Reflexões sobre as Autárquicas

João de Almeida Santos
João de Almeida Santos
Director da Faculdade de Ciências Sociais, Educação e Administração e do Departamento de Ciência Política, Segurança e Relações Internacionais da ULHT

Não foi bem o que se disseExiste uma tendência no nosso País (mas que não é exclusiva) para esmiuçar os resultados eleitorais e fixar na opinião pública uma imagem global do resultado político das eleições logo na própria noite eleitoral, sem ainda se conhecer a verdadeira dimensão e as características do processo. Os partidos sabem isso e procuram ocupar o espaço público de modo a condicionar esta imagem a seu favor, seja qual for o resultado. Ficaram célebres, nas noites das eleições, as vitórias de Paulo Portas, não contra os adversários, mas sim contra as sondagens. Isto nem é estranho em relação às formações políticas porque se trata da continuação da refrega política por outros meios, em época de permanent campaigning.
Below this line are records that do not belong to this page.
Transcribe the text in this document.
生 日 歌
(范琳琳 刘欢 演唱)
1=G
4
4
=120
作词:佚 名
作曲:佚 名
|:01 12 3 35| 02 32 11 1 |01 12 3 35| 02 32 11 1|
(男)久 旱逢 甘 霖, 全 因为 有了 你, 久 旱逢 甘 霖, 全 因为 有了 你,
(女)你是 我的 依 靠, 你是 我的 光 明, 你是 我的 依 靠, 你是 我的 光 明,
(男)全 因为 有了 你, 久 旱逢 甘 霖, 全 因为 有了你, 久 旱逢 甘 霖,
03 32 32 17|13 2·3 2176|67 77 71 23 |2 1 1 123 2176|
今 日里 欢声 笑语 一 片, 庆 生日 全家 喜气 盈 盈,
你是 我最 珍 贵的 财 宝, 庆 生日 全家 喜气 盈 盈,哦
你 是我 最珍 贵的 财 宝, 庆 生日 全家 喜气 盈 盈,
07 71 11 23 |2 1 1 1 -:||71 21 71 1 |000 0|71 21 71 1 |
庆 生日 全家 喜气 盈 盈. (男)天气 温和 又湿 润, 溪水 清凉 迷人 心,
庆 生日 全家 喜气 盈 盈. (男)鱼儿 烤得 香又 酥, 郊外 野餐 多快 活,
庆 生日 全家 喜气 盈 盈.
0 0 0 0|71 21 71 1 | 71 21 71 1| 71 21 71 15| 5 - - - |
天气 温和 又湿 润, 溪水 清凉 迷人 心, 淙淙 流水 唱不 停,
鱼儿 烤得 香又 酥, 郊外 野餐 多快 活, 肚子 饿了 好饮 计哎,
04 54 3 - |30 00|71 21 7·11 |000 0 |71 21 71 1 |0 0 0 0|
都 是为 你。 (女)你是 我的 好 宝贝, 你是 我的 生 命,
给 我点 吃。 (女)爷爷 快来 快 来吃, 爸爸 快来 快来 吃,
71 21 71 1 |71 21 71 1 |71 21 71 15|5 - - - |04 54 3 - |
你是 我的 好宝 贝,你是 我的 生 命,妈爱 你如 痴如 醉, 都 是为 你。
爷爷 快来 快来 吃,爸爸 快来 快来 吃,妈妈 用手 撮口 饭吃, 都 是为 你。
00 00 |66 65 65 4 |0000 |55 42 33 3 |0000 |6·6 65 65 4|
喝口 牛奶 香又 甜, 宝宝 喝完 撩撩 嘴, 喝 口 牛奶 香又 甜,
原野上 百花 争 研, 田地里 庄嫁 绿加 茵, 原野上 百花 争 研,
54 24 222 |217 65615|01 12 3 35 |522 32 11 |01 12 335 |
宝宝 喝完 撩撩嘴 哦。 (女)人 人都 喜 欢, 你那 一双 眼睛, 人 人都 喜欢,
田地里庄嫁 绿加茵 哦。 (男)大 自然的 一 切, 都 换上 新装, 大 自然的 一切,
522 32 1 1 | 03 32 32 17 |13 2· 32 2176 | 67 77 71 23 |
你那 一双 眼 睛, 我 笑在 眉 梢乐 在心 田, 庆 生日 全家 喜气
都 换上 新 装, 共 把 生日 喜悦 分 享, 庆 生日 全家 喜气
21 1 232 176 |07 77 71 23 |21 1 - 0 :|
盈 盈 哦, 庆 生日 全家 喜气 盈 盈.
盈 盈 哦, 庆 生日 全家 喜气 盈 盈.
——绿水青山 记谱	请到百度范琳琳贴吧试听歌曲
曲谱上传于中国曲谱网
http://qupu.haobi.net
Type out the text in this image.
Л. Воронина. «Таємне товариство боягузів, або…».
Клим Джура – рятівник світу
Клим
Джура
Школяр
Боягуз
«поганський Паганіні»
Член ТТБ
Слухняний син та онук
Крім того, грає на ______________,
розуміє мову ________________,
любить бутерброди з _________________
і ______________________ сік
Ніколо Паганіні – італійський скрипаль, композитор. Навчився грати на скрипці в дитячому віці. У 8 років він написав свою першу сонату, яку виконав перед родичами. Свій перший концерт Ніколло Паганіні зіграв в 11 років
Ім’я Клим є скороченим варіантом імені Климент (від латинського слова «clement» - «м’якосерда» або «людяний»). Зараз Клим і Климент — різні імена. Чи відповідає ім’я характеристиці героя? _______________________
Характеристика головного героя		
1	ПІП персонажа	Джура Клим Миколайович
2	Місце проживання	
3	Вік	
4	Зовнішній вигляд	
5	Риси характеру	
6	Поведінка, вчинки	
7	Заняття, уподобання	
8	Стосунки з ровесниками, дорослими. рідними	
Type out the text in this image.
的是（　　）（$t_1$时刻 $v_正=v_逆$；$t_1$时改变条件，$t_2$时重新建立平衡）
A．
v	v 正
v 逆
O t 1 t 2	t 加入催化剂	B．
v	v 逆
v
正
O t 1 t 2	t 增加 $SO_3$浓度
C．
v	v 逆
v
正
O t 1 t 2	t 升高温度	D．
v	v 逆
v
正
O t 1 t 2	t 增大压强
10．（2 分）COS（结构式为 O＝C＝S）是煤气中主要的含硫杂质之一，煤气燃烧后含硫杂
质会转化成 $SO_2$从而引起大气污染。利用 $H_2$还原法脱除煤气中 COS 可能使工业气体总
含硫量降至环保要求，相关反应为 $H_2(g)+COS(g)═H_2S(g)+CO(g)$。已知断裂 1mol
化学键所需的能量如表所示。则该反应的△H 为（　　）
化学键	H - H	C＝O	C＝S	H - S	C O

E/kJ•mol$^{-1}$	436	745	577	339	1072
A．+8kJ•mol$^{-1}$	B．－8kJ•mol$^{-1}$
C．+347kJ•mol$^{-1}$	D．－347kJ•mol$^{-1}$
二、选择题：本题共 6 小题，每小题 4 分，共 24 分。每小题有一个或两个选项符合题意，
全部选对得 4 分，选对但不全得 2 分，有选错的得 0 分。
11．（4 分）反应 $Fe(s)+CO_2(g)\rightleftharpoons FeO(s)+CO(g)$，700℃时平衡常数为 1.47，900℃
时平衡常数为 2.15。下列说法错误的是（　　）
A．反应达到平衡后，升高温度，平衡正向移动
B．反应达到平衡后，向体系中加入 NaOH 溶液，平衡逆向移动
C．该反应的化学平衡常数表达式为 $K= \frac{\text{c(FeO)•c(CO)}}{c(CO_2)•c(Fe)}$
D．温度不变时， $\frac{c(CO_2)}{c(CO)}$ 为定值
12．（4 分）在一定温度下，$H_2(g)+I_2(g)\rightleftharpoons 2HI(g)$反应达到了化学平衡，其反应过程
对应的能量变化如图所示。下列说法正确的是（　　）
O que é estranho é que o assunto quase saia da agenda pública logo no dia seguinte, deixando que as primeiras impressões se tornem definitivas, mesmo quando acabem por se revelar erradas. Muitas, demasiadas vezes, ficam consolidadas ao arrepio dos verdadeiros resultados eleitorais e do seu real significado. Na verdade, tratando-se de uma realidade muito complexa e de números que necessitam de um aturado trabalho de descodificação, o que é necessário, para termos um mapa mais ou menos correcto do que aconteceu e da vontade política da cidadania, é consultar o site da CNE e analisar os resultados com tempo e serenidade. Certamente que os partidos o fazem, mas para exclusivo uso interno. Procuro dar neste artigo o meu contributo para essa clarificação.

Os dados

  1. O que é que em linhas gerais aconteceu? Inscritos: 9.411.530 cidadãos eleitores. Votaram, nestas eleições, 5.173.027, equivalentes a 54,96%, ou seja, mais 175.022 cidadãos do que em 2013, o que é um dado positivo, embora continue a ser preocupante, por tão baixa ser a taxa de participação. Refiro-me, para começar, às Câmaras Municipais (CMs), para simplificar o discurso.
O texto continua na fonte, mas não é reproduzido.